VARs scramble as PaaS is set for take-off

The burgeoning cloud platform-as-a-service market offers canny channel players a lucrative opportunity

We have lift-off: Forrester predicts the PaaS market will be worth $15bn by 2016

Following in the footsteps of the software-as-a-service (SaaS) market boom, platform-as-a-service (PaaS) is set to take the cloud computing industry by storm, as more independent software vendors (ISVs) and resellers realise the value of its offerings.

Market watcher Forrester Research expects the market to expand to $15bn by 2016.

The National Institute of Standards and Technology (NIST) defines cloud PaaS as a capability for the consumer to deploy consumer-related or acquired applications, created using programming languages and tools supported by the provider, onto the cloud infrastructure.

The consumer does not manage or control the underlying cloud infrastructure including network, servers, operating systems, or storage, but has control over the deployed applications.

A question of capability David Pratt, chief operating officer at IT services from the cloud provider ThinkGrid, said resellers should be asking themselves whether they have the capability to build, manage and run the infrastructure needed to deliver these services profitably.

Pratt continued: “Is there a quick and strong ROI opportunity in going down this costly route to delivering cloud services such as PaaS?

“With cloud computing, customers are placing critical parts of their IT in the hands of external suppliers. Resellers will need to provide strict guarantees around quality, scalability and uptime or risk failure from the outset. Partnering with existing cloud providers that have the platform and infrastructure in place is a more viable route, and one that can lead to much greater margins.”

Steve Hughes, virtualisation and cloud computing specialist at COLT, said the aim for many VARs and service partners is to become the equivalent of the virtual IT department.

“They cannot achieve that aim without applications knowledge and they cannot become application-relevant without having relevant development capabilities,” he said. “More and more these capabilities will have to be associated with PaaS.”

Flexible freedom
Hughes said PaaS provides VARs with the ability to deliver flexibility on an individual-customer basis and to add-on features and functions they do not have to build.

“At the end of the day PaaS frees VARs from the day-to-day problems of traditional software development,” he added.

Martino Corbelli, marketing director at cloud computing provider Star, said traditional ISPs are evolving into managed service providers with the infrastructure and skills to deliver PaaS.

Corbelli said: “The opportunity for VARs is to utilise the platform on offer in order to work closely with customers to deliver the specific solutions they need. VARs have always been very good at packaging their services around technology in order to add value.”

Corbelli believes VARs should be looking to partner with PaaS providers that are specialists in delivering the platform but do not have their own pro-services division to compete with their channel.

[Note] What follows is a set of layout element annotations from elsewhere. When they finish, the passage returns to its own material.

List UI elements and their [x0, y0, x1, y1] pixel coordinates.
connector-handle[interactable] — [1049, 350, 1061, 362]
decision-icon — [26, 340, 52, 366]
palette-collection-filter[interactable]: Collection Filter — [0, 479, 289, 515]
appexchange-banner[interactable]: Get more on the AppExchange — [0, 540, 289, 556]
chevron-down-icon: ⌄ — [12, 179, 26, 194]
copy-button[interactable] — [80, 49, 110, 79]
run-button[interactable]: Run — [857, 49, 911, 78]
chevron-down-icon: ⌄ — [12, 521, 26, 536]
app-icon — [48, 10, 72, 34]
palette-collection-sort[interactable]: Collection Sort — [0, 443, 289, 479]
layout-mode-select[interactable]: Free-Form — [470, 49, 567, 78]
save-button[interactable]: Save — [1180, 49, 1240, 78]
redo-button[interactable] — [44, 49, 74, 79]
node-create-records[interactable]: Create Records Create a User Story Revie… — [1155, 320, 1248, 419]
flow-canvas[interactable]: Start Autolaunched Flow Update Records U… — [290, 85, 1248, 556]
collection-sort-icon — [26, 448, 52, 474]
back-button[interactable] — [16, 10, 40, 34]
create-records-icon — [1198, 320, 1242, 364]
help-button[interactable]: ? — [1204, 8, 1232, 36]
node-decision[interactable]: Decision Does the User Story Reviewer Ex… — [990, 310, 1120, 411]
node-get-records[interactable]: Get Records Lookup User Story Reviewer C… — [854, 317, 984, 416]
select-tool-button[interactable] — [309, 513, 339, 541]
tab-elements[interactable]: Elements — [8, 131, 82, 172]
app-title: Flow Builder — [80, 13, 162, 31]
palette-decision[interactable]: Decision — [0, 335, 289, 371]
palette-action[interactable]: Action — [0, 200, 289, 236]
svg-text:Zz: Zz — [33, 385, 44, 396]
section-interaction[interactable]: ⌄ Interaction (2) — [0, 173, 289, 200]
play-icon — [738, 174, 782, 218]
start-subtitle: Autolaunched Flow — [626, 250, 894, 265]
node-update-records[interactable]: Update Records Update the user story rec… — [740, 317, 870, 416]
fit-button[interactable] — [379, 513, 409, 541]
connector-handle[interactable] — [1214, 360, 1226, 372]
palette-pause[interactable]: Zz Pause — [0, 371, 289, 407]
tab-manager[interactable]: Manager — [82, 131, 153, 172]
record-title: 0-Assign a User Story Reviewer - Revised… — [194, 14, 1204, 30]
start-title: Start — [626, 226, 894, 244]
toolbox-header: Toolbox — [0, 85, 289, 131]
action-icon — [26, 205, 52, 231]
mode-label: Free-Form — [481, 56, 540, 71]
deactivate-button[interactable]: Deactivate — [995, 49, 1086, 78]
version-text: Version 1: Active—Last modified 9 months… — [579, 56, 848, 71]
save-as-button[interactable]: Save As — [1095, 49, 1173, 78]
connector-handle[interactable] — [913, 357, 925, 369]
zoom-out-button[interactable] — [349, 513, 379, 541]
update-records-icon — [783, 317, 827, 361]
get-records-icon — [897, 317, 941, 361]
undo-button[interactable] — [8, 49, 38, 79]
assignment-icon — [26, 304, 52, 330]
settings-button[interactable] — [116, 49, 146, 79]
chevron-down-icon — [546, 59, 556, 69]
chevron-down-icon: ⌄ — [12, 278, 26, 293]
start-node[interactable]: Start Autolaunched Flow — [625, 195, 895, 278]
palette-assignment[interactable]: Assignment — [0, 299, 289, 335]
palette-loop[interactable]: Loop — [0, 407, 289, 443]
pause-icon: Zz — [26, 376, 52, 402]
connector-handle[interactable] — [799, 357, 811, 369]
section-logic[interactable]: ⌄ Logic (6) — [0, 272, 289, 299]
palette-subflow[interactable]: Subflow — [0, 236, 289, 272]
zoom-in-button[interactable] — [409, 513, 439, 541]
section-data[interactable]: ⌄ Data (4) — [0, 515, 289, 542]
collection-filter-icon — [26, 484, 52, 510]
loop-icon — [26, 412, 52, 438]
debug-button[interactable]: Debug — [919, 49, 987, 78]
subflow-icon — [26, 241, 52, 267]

“This ensures a much more collaborative partnership and does not confuse the customer,” he said.

David Shacochis, vice president for research and development at Savvis, said while many companies end up hosting the production versions of these in-house applications on dedicated or virtualised server platforms, the appeal of PaaS environments is the rapid ability to upload code and test right away without the need to build out a server environment.

“Applications can run inside PaaS environments for extended periods of time while they are refined, tested and proven,” he said. “One opportunity in the service provider market is the creation of private PaaS environments for enterprises to use as development ‘sandboxes’ for rapid prototyping in an internally-shared environment.

“These private agile programming environments could either be built out by VARs and handed off to the enterprise, or be offered as a utility service by an IT service provider.”

A golden opportunity
Phil Rothwell, sales director at managed service provider Postcode Anywhere described PaaS as ‘rocket fuel’ for resellers and ISVs.

“There is gold in those hills. Take time to understand the cloud technology and find areas to invest in where the value delivery is clear and the risk to your client minimal,” he said.

“This is a good time to learn the trade by working closely with service providers ­ such as Postcode Anywhere; Salesforce; Amazon and NetSuite, to name but a few. Let them make the market, while you earn your crust facilitating value delivery.”

Rothwell added: “New ways of working always take time to capture the imagination of IT users, especially those that are difficult to understand and implement.

“While, in principle, most people understand why outsourcing your IT infrastructure can cut costs, the perception of loss of control, in particular of data and hardware assets, will take longer to overcome.”